Historically speaking, great Marvel console games have been far and few between, but the tide appears to be turning. In more traditional media, Marvel might have tried to address its shortcomings in content by bringing everything under the Marvel Studios umbrella and making the content itself. However, while Marvel Games has lent its logo to hundreds of titles dating back to the 1980s, Marvel has never made its own games. The company continues to outsource its video game projects, but by pivoting to partnerships with respected developers like Insomniac, Firaxis, and Eidos-Montréal, Marvel Games is finally prioritizing quality (while still supplying quantity). Gone are the days of Marvel’s video game output consisting almost solely of movie-tie-in cash grabs and Fortnite guest appearances. With Guardians of the Galaxy, Midnight Suns, Spider-Man 2, and Wolverine poised to capitalize on past triumphs and (hopefully) learn from mistakes such as Marvel’s Avengers, Marvel is taking (and, just maybe, making) higher-percentage shots.

Opinions may vary on whether it’s worth celebrating Marvel’s latest bid to burrow further into our collective cultural consciousness. For the most devoted fans of Marvel’s content, it probably can’t be a bad thing that there won’t be a day ending in y that doesn’t deliver a new and different type of Marvel entertainment. Others may struggle to keep pace with the accelerating superhero assembly line, or fear that saturation and overexposure will detract from what makes Marvel special.

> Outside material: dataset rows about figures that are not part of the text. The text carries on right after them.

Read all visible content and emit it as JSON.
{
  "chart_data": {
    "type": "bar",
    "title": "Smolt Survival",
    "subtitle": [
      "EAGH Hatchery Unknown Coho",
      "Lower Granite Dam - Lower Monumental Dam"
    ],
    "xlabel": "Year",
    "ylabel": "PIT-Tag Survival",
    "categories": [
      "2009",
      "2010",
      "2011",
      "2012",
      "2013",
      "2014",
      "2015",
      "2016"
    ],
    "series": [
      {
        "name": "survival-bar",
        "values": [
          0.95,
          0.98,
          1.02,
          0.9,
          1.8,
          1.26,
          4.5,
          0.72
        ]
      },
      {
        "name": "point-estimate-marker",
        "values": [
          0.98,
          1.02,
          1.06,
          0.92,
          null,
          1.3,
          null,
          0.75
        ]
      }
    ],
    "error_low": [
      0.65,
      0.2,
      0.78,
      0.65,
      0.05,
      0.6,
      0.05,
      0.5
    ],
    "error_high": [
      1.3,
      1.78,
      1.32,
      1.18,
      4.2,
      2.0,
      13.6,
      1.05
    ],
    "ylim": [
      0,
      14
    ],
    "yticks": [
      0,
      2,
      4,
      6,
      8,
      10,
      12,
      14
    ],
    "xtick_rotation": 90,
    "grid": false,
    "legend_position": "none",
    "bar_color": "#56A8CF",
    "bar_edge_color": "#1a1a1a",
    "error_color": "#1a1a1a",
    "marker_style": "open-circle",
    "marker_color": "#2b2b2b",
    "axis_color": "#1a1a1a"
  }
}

Of course, this is what mega-conglomerates do: They grow even more mega. The only truly surprising aspect of Marvel’s intensified focus on video games is that it didn’t start sooner. As the company’s massive film empire enlarges like Alioth and it gains a firmer foothold in TV, it’s only natural that the powers behind the biggest moneymaker in all of entertainment would train their attention on the only big blank spot left on the multimedia bingo card—a pandemic-proof industry whose revenue dwarfs that of movies even in normal years. Also unsurprising: Marvel’s new approach to interactive entertainment is one manifestation of a more sweeping strategic reorientation by corporate parent Disney. The Mouse’s history in video games is just as hit-or-miss as Marvel’s, but it’s recently recommitted to green-lighting more polished, inventive titles based on franchises such as Star Wars, Pirates of the Caribbean, Avatar, and Indiana Jones.

It’s not inevitable that Marvel will extend its entertainment hegemony to video games: As multiple tech giants have discovered the hard way, making games is complicated. Marvel can’t simply snap its fingers and make its legacy of lousy games go away, let alone conjure classics at will. If we go forward in time to view alternate futures, though, every possible outcome of the coming conflict over gamers’ time and money has something in common: many more Marvel games. And in at least some of those futures, a higher percentage of those Marvel games are good.